If you're planning on operating just one or two stores, you'll be in good company. Three-quarters of laundry owners own only one store, and very few have more than two. While there are no national laundry chains, a few local chains are starting to grow in various parts of the country. These chains are still quite localized, though, and only a few consist of more than a few dozen.
For a little more than half of laundry owners, operating the store(s) is their full-time job. Others take the moonlighting approach-they manage other businesses or work a day job. But more laundry owners are starting to own larger stores and more than one store. These people are able to survive on the income larger stores or multiple stores generate.
The amount of money you can make from a laundry varies tremendously. According to the Coin Laundry Association's Brian Wallace, the annual gross income from one store can range from $30,000 to $1 million. The expenses incurred while running a store range between 65 and 115 percent of the gross income. That means that for a store grossing $30,000 per year, at best it nets $10,500 and at worst it loses $4,500. For a store grossing $1 million per year, the profit could be as high as $350,000, or there could be a loss of up to $150,000, depending on expenses.
Wallace says these profit margins have less to do with the size of the store than with its owner. An owner who runs his or her store well-who keeps it clean, repairs its equipment quickly, uses energy-efficient systems and offers good customer service-will see profit margins of about 35 percent.
The steady income that a laundry generates is a plus for many people. If you're looking for a business that will keep the cash flowing no matter what the rest of the economy is doing, you've found it in laundries. Clean clothes are a necessity, not a luxury, so people are going to use laundromats no matter how the stock market is performing. The business is also fairly steady month in, month out. So unless you draw on vacationers' dollars in a place with seasonal tourism, you'll find that you can count on a fairly steady income throughout the year.
No Experience Necessary
None of the entrepreneurs interviewed for the Coin-Operated Laundry start-up guide had experience in the laundry business when they first started out. One had a resume that included milking cows, another was a contractor, yet another ran a rental equipment business. Most just decided that starting a laundry was a good business opportunity. However, they all recommend that new entrepreneurs research the business by talking to laundry owners, joining associations and reading the trade literature.
Tom Leavitt put some time into planning the three laundries he opened in Seattle. "We traveled around the country, looked at a lot of other operations, and designed our prototype," he says. "We took care to figure out what would work the best." He and his partner also attended a Coin Laundry Association convention in Chicago and took a tour of laundries in the area.

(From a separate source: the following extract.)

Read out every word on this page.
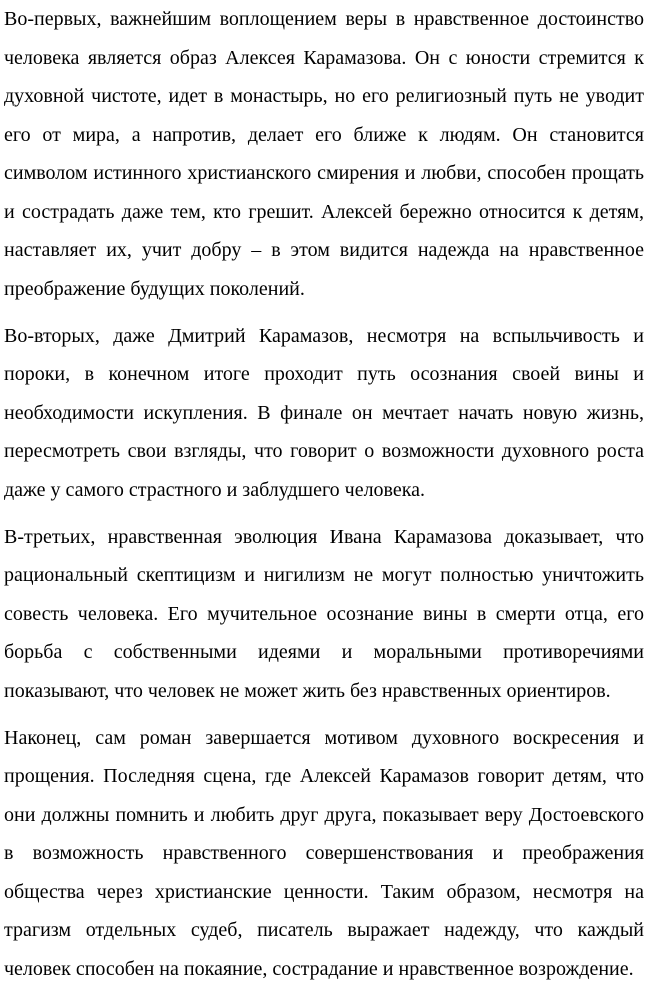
Во-первых, важнейшим воплощением веры в нравственное достоинство человека является образ Алексея Карамазова. Он с юности стремится к духовной чистоте, идет в монастырь, но его религиозный путь не уводит его от мира, а напротив, делает его ближе к людям. Он становится символом истинного христианского смирения и любви, способен прощать и сострадать даже тем, кто грешит. Алексей бережно относится к детям, наставляет их, учит добру – в этом видится надежда на нравственное преображение будущих поколений.

Во-вторых, даже Дмитрий Карамазов, несмотря на вспыльчивость и пороки, в конечном итоге проходит путь осознания своей вины и необходимости искупления. В финале он мечтает начать новую жизнь, пересмотреть свои взгляды, что говорит о возможности духовного роста даже у самого страстного и заблудшего человека.

В-третьих, нравственная эволюция Ивана Карамазова доказывает, что рациональный скептицизм и нигилизм не могут полностью уничтожить совесть человека. Его мучительное осознание вины в смерти отца, его борьба с собственными идеями и моральными противоречиями показывают, что человек не может жить без нравственных ориентиров.

Наконец, сам роман завершается мотивом духовного воскресения и прощения. Последняя сцена, где Алексей Карамазов говорит детям, что они должны помнить и любить друг друга, показывает веру Достоевского в возможность нравственного совершенствования и преображения общества через христианские ценности. Таким образом, несмотря на трагизм отдельных судеб, писатель выражает надежду, что каждый человек способен на покаяние, сострадание и нравственное возрождение.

Collette Clarkson knew nothing about the business before she started a laundromat in Evans, Colorado, with Kim Clarkson, her business partner. But the two got to work when Collette's uncle, who was building a strip mall, asked if she'd be interested in operating a laundromat. "We did a lot of research," Collette says. They spoke to a number of laundry owners about the business and read as many issues of trade magazines as they could find.
While no particular experience is necessary, a business background is always important. In addition, a background in machine repair or a knack for fixing machines helps. Owners who have experience with laundry equipment are able to cut down on the cost of repairs. But others have found that they can learn about the machines and make some repairs themselves, or hire a repairperson and avoid the headache altogether. The self-service laundry business is an open club. With enough enthusiasm, interest and business-savvy, you can join the club and succeed in the industry.
The Laundromat Personality
You may think that the laundry business is about clothes, but what it's really about is people. It's a service business, and like any service business, you need to treat your customers well if you want them to return to your store.
If you're friendly, your customers will want to use your store. By taking the time to talk to them, you will also be able to learn about their laundry needs and their preferences for services. Ultimately, this kind of information will help you improve the quality of your business so that you can attract even more customers.
Even if you decide to hire employees and leave the customer relations to them, you still need good people skills to hire and supervise employees. The more closely you work with them and the better they know and like you, the better job they'll do.
If you have an unattended laundry that you visit twice a day to clean and collect quarters, you still need to greet your customers with a smile on your face and an attitude that's ready to help. So if small talk with strangers leaves you cold, and you can't stand the thought of answering customers' questions (often the same ones over and over), the laundry business may not be the one for you.
However, if you think you'll like meeting new people, helping them work the machines, and listening to them talk while they wait for the dryers to finish, you'll find this business rewarding. "Interacting with customers-that's the best part," says Collette Clarkson. "I can't even imagine how many regulars we have who we know by name."